Значение пленума было подчеркнуто вниманием общественности. Не только литературные органы, но и вся печать, в том числе «Правда» и «Известия», освещали работу пленума очень подробно.
Знание этих обстоятельств нужно для того, чтобы понять выступление Ф. В. Гладкова на пленуме.
Две проблемы, две темы волновали Федора Васильевича: во-первых, организация литературной жизни, во-вторых, поиски художественных средств, необходимых для воспроизведения новой жизни, социалистического строительства, нервом которого была социалистическая индустриализация. Обе эти темы и составили основное содержание речи Гладкова.

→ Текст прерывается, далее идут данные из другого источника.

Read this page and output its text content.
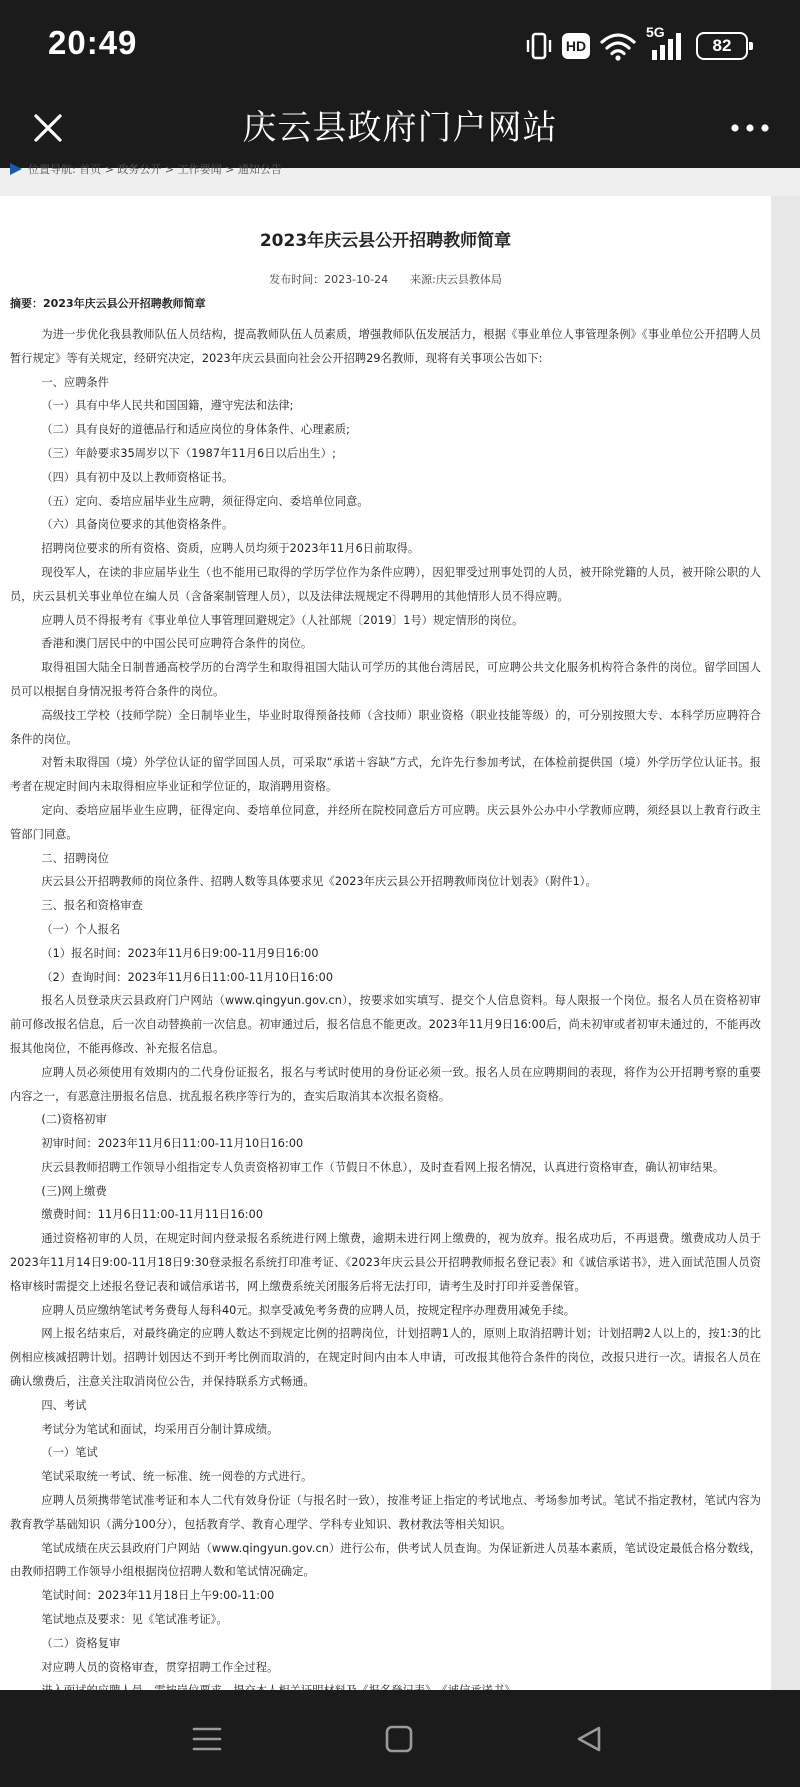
20:49	HD
5G
82
庆云县政府门户网站
位置导航: 首页 > 政务公开 > 工作要闻 > 通知公告
2023年庆云县公开招聘教师简章
发布时间：2023-10-24 来源:庆云县教体局
摘要：2023年庆云县公开招聘教师简章

为进一步优化我县教师队伍人员结构，提高教师队伍人员素质，增强教师队伍发展活力，根据《事业单位人事管理条例》《事业单位公开招聘人员暂行规定》等有关规定，经研究决定，2023年庆云县面向社会公开招聘29名教师，现将有关事项公告如下:

一、应聘条件

（一）具有中华人民共和国国籍，遵守宪法和法律;

（二）具有良好的道德品行和适应岗位的身体条件、心理素质;

（三）年龄要求35周岁以下（1987年11月6日以后出生）;

（四）具有初中及以上教师资格证书。

（五）定向、委培应届毕业生应聘，须征得定向、委培单位同意。

（六）具备岗位要求的其他资格条件。

招聘岗位要求的所有资格、资质，应聘人员均须于2023年11月6日前取得。

现役军人，在读的非应届毕业生（也不能用已取得的学历学位作为条件应聘），因犯罪受过刑事处罚的人员，被开除党籍的人员，被开除公职的人员，庆云县机关事业单位在编人员（含备案制管理人员），以及法律法规规定不得聘用的其他情形人员不得应聘。

应聘人员不得报考有《事业单位人事管理回避规定》（人社部规〔2019〕1号）规定情形的岗位。

香港和澳门居民中的中国公民可应聘符合条件的岗位。

取得祖国大陆全日制普通高校学历的台湾学生和取得祖国大陆认可学历的其他台湾居民，可应聘公共文化服务机构符合条件的岗位。留学回国人员可以根据自身情况报考符合条件的岗位。

高级技工学校（技师学院）全日制毕业生，毕业时取得预备技师（含技师）职业资格（职业技能等级）的，可分别按照大专、本科学历应聘符合条件的岗位。

对暂未取得国（境）外学位认证的留学回国人员，可采取“承诺＋容缺”方式，允许先行参加考试，在体检前提供国（境）外学历学位认证书。报考者在规定时间内未取得相应毕业证和学位证的，取消聘用资格。

定向、委培应届毕业生应聘，征得定向、委培单位同意，并经所在院校同意后方可应聘。庆云县外公办中小学教师应聘，须经县以上教育行政主管部门同意。

二、招聘岗位

庆云县公开招聘教师的岗位条件、招聘人数等具体要求见《2023年庆云县公开招聘教师岗位计划表》（附件1）。

三、报名和资格审查

（一）个人报名

（1）报名时间：2023年11月6日9:00-11月9日16:00

（2）查询时间：2023年11月6日11:00-11月10日16:00

报名人员登录庆云县政府门户网站（www.qingyun.gov.cn），按要求如实填写、提交个人信息资料。每人限报一个岗位。报名人员在资格初审前可修改报名信息，后一次自动替换前一次信息。初审通过后，报名信息不能更改。2023年11月9日16:00后，尚未初审或者初审未通过的，不能再改报其他岗位，不能再修改、补充报名信息。

应聘人员必须使用有效期内的二代身份证报名，报名与考试时使用的身份证必须一致。报名人员在应聘期间的表现，将作为公开招聘考察的重要内容之一，有恶意注册报名信息、扰乱报名秩序等行为的，查实后取消其本次报名资格。

(二)资格初审

初审时间：2023年11月6日11:00-11月10日16:00

庆云县教师招聘工作领导小组指定专人负责资格初审工作（节假日不休息），及时查看网上报名情况，认真进行资格审查，确认初审结果。

(三)网上缴费

缴费时间：11月6日11:00-11月11日16:00

通过资格初审的人员，在规定时间内登录报名系统进行网上缴费，逾期未进行网上缴费的，视为放弃。报名成功后，不再退费。缴费成功人员于2023年11月14日9:00-11月18日9:30登录报名系统打印准考证、《2023年庆云县公开招聘教师报名登记表》和《诚信承诺书》，进入面试范围人员资格审核时需提交上述报名登记表和诚信承诺书，网上缴费系统关闭服务后将无法打印，请考生及时打印并妥善保管。

应聘人员应缴纳笔试考务费每人每科40元。拟享受减免考务费的应聘人员，按规定程序办理费用减免手续。

网上报名结束后，对最终确定的应聘人数达不到规定比例的招聘岗位，计划招聘1人的，原则上取消招聘计划；计划招聘2人以上的，按1:3的比例相应核减招聘计划。招聘计划因达不到开考比例而取消的，在规定时间内由本人申请，可改报其他符合条件的岗位，改报只进行一次。请报名人员在确认缴费后，注意关注取消岗位公告，并保持联系方式畅通。

四、考试

考试分为笔试和面试，均采用百分制计算成绩。

（一）笔试

笔试采取统一考试、统一标准、统一阅卷的方式进行。

应聘人员须携带笔试准考证和本人二代有效身份证（与报名时一致），按准考证上指定的考试地点、考场参加考试。笔试不指定教材，笔试内容为教育教学基础知识（满分100分），包括教育学、教育心理学、学科专业知识、教材教法等相关知识。

笔试成绩在庆云县政府门户网站（www.qingyun.gov.cn）进行公布，供考试人员查询。为保证新进人员基本素质，笔试设定最低合格分数线，由教师招聘工作领导小组根据岗位招聘人数和笔试情况确定。

笔试时间：2023年11月18日上午9:00-11:00

笔试地点及要求：见《笔试准考证》。

（二）资格复审

对应聘人员的资格审查，贯穿招聘工作全过程。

Федор Васильевич призывал к объединению на основе политики партии: само решение о ликвидации РАПП он назвал историческим постановлением ЦК нашей партии «о консолидации сил нашей литературы». Основным условием этого в сложившихся исторических условиях он считал преодоление инерции «групповизма».
«Групповизм, — говорил Федор Васильевич, — рождается тогда, когда возникает монополистическая группа, руководящая литературой. Такой монополистической группой являлась налитпостовская группа.

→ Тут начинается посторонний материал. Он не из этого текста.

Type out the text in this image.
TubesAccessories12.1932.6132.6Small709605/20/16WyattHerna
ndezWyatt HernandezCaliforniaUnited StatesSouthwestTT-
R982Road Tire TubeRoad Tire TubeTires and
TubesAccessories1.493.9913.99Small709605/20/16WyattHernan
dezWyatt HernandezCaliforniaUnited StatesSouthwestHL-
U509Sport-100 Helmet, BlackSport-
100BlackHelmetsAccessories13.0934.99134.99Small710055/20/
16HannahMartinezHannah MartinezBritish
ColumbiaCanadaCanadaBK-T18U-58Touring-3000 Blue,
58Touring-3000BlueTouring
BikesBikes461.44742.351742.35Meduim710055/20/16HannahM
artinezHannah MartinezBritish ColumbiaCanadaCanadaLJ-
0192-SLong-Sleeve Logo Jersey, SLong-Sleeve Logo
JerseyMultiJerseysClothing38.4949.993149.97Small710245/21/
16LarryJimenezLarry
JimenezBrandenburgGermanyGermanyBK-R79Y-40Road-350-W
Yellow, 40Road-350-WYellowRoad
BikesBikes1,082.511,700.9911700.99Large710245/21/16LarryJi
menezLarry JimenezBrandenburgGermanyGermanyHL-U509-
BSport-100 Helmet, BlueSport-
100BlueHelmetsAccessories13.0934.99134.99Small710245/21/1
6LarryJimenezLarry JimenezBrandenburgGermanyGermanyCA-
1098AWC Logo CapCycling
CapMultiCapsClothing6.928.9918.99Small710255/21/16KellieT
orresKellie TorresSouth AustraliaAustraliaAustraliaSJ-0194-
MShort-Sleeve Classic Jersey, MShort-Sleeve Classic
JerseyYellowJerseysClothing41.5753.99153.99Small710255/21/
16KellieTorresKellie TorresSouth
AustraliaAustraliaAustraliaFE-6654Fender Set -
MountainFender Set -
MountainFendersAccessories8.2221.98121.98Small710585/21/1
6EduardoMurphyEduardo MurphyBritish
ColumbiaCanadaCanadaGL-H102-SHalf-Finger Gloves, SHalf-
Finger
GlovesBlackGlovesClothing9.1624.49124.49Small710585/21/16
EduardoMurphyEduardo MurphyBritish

Эта монополизация руководства, эта монополизация в области творческих установок повела к созданию и других группировок, которые в свою очередь неизбежно возникали или в силу самозащиты, или для сохранения творческих особенностей, творческого содружества. Пороки групповизма приводили к крайней замкнутости, выражавшейся в том, что руководящая часть и группировавшиеся около нее критики занимались прежде всего укреплением диктаторского своего положения в литературе...
Для того, чтобы создать здоровую атмосферу в нашей среде, нужно прежде всего бороться с инерцией групповизма»[22], с «автоматизмом групповизма», следы которого Гладков находил в выступлениях многих бывших рапповцев и особенно в работе критики.
В зарубежной буржуазной литературе была выдвинута версия, что социалистический реализм «введен» в советской литературе чуть ли не приказом. Обвинение это весьма наивное, потому что нельзя себе представить, чтобы художественный метод, утвердившийся в истории мирового искусства громадным количеством произведений, мог возникнуть благодаря единоличному приказу, какими бы всевластными возможностями ни обладал издававший его человек.
Основной доклад на первом пленуме Оргкомитета в 1932 году делал автор этих строк. Доклад был написан без «референтов», но тем не менее принципиальные его положения передавали позицию Оргкомитета, а не просто взгляды докладчика.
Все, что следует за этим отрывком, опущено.